Перед моим мысленным взором отчётливо стояло изречение, начертанное на стене в комнате Али. Стоило мне только сосредоточиться на нём, как всего меня наполняло чувство радости, что язык пали станет мне ключом к тем откровениям, которые были написаны на стенах комнаты Али. Желание поскорее начать учиться настолько овладело мною, что я ворвался бурей в комнату к Иллофиллиону, который что-то писал, сидя за столом, и выпалил сразу:

– Иллофиллион, дорогой, я уже весь вчерашний день потерял зря! Дайте мне, пожалуйста, скорее книги, чтобы я мог начать учить необходимые мне восточные языки. Прежде всего, конечно, пали, а потом и остальные. Брат Николай говорил мне, что у меня есть способности к языкам. Я тогда, правда, не болел так много, но, может быть, мои филологические способности не исчезли. Дайте мне только поскорее книги!
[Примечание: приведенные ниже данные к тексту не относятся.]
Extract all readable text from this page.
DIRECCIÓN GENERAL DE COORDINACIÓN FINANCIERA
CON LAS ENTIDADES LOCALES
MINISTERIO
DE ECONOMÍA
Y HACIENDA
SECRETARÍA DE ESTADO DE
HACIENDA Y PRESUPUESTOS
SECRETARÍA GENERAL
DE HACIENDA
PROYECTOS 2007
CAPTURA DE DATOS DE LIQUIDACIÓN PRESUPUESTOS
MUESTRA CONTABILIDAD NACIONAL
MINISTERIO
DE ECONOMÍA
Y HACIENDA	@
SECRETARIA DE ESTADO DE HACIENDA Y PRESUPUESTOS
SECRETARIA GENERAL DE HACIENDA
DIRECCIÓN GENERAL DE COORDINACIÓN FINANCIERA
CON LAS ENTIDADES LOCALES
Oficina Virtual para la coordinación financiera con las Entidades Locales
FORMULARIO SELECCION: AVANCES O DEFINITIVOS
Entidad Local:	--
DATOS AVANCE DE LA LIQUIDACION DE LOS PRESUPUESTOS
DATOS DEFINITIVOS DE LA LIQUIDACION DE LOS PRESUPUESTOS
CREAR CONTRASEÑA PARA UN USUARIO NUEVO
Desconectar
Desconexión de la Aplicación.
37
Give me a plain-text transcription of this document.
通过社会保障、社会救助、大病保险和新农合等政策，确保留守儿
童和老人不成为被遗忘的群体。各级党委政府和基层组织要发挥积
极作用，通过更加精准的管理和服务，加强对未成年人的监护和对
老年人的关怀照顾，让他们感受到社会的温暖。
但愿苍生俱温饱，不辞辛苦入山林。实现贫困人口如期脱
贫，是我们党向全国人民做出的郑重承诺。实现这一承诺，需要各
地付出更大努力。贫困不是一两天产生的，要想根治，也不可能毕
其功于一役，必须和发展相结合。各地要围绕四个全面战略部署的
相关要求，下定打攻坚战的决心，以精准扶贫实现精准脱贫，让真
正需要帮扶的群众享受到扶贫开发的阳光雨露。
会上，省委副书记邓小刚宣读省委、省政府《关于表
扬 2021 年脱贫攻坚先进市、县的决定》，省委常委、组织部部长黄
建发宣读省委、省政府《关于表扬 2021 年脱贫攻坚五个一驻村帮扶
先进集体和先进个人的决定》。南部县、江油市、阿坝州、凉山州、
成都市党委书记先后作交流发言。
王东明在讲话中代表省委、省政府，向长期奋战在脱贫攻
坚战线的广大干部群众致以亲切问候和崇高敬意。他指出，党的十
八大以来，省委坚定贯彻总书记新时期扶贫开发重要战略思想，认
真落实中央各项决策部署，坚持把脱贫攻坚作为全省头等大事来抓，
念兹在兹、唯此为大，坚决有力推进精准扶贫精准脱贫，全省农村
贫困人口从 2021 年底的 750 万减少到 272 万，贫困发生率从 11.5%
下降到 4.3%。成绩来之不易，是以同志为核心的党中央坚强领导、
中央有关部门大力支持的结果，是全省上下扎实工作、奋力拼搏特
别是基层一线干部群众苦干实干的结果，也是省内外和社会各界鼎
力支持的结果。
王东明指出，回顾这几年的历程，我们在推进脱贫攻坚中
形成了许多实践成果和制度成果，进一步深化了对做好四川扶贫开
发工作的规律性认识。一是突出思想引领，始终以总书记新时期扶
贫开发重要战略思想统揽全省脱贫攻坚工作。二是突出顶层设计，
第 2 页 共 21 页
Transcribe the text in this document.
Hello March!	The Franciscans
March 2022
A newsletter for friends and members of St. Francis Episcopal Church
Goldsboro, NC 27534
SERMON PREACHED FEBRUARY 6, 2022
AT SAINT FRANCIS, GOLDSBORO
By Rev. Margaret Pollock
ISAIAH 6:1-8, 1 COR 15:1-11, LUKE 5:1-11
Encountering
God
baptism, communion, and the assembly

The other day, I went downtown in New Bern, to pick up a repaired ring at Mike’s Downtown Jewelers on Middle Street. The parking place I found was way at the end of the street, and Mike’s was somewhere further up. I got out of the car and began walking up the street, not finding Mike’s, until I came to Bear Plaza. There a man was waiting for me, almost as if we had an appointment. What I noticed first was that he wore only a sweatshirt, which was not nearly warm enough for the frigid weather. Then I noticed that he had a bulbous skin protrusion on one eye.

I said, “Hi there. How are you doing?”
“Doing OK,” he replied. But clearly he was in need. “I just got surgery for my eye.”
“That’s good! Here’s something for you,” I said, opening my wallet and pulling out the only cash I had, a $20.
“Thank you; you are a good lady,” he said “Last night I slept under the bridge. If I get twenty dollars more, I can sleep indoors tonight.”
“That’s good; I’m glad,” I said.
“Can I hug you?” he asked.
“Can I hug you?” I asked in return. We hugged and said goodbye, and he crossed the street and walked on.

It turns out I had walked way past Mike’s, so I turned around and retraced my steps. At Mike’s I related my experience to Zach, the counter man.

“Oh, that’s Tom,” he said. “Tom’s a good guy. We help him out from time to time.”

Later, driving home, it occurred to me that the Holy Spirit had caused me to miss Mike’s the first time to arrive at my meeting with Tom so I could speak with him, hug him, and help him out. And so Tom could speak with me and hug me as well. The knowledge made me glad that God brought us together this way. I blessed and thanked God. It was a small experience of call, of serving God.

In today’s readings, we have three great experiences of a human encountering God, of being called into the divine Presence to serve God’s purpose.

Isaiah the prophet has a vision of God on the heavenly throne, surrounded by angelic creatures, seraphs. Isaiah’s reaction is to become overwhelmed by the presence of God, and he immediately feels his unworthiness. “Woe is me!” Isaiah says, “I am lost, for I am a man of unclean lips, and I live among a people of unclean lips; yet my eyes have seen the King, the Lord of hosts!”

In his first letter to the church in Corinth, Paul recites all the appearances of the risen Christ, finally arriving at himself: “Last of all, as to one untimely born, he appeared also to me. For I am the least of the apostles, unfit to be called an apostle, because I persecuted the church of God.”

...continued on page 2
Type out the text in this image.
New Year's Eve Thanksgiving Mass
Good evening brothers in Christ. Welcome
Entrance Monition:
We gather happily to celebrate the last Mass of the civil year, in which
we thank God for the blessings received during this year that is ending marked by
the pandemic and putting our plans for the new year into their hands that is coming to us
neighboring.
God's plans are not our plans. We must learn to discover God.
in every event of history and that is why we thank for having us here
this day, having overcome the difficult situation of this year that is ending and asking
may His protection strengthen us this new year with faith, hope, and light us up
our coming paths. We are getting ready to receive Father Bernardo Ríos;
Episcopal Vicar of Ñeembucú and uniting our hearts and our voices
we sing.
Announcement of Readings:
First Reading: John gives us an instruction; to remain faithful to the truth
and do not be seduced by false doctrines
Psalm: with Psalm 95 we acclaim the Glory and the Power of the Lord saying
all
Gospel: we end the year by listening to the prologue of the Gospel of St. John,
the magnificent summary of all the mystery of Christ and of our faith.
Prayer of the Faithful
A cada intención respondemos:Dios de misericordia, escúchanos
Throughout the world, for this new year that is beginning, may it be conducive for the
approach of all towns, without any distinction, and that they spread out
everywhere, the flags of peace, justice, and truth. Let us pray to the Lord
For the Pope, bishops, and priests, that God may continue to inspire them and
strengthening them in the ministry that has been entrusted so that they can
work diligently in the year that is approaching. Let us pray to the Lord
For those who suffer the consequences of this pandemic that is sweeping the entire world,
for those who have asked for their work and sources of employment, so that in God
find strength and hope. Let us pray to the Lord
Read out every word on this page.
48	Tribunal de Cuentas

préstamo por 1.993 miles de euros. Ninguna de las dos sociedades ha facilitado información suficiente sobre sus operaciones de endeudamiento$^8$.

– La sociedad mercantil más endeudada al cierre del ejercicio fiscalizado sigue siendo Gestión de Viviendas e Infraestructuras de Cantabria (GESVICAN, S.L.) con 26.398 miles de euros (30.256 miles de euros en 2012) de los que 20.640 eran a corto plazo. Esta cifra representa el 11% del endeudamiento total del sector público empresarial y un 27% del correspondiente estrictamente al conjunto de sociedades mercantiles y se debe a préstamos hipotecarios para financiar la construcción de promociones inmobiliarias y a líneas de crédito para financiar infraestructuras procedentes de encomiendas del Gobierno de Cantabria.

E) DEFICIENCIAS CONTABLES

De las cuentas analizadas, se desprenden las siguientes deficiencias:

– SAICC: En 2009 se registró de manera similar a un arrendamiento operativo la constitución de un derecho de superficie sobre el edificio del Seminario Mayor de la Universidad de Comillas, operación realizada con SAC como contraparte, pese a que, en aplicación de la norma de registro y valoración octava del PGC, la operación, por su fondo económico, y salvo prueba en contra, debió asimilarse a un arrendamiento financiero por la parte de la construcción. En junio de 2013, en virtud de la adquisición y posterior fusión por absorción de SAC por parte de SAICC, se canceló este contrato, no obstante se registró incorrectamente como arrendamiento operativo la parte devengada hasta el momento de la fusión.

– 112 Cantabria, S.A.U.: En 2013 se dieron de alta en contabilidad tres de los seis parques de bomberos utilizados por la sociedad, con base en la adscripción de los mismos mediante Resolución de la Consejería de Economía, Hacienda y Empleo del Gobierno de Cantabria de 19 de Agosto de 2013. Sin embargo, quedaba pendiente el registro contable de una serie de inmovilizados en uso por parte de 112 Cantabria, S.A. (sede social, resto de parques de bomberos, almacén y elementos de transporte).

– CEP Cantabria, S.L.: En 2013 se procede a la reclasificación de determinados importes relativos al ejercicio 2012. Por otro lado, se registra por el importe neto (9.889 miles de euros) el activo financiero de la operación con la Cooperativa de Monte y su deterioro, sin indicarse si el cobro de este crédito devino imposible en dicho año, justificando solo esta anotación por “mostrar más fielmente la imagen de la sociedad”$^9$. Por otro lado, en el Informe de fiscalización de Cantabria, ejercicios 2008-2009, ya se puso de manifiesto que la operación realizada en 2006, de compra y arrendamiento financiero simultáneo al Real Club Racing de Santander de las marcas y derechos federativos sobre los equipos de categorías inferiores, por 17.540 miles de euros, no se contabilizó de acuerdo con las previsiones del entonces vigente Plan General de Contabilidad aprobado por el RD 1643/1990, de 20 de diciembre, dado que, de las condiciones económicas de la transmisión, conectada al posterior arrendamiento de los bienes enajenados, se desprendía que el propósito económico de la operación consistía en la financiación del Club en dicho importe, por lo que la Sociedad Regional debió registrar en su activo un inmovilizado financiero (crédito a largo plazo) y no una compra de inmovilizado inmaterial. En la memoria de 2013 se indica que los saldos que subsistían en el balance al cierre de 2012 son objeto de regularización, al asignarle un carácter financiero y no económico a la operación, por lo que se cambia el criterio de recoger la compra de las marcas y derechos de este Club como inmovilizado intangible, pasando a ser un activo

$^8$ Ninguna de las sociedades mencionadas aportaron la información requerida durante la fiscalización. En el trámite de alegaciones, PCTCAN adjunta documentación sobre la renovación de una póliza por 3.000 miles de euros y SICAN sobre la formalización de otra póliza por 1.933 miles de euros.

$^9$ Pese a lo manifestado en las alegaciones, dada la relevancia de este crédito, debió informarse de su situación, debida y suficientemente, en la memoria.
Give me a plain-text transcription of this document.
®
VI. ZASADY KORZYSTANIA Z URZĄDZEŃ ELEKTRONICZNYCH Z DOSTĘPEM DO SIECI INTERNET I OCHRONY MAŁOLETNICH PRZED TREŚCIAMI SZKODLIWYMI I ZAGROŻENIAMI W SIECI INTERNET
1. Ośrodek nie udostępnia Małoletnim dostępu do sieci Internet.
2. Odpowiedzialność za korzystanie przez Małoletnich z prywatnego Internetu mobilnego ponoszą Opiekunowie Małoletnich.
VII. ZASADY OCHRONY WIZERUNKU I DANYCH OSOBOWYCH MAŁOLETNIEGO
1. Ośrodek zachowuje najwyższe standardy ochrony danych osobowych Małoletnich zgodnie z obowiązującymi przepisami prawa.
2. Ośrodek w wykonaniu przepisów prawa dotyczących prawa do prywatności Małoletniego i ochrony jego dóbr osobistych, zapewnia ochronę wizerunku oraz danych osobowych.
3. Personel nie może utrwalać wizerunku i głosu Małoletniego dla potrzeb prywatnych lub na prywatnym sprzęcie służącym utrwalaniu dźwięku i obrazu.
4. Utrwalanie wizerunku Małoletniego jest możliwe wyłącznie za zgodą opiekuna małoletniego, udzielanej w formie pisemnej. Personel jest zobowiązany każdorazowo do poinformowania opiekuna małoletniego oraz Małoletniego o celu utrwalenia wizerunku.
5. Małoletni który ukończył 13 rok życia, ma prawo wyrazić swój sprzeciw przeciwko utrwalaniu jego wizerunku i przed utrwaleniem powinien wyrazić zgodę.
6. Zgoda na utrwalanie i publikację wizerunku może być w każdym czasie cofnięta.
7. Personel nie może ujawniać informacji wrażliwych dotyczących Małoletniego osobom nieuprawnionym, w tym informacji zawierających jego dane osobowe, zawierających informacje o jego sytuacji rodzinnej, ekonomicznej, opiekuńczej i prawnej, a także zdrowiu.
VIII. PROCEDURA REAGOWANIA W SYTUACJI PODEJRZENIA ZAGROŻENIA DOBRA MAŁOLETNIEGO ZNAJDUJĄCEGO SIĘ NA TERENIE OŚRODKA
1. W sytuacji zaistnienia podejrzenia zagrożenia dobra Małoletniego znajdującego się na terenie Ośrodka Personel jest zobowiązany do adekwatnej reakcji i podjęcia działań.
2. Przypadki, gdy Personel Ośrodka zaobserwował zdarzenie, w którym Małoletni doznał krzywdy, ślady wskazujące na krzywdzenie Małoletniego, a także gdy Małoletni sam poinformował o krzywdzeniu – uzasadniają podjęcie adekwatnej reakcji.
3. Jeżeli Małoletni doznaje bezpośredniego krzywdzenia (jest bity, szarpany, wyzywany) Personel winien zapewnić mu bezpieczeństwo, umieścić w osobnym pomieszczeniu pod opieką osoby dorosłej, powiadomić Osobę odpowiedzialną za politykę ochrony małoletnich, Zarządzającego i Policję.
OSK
Иллофиллион спокойно положил перо на стол, посмотрел, улыбаясь, на мои волосы, которые я забыл причесать, на небрежно подвязанные сандалии и ответил:

– Твоё прилежание очень похвально, Лёвушка. Но кто же тебя освободил от самых элементарных обязанностей быта, в условностях которого ты живёшь сейчас на земле? Твоя голова растрёпана, ты наступаешь на тесёмки своих сандалий при ходьбе, и почему встречающиеся тебе люди должны страдать в своих эстетических чувствах, натыкаясь среди такой дивной красоты природы на неряшливо одетое, непричёсанное существо?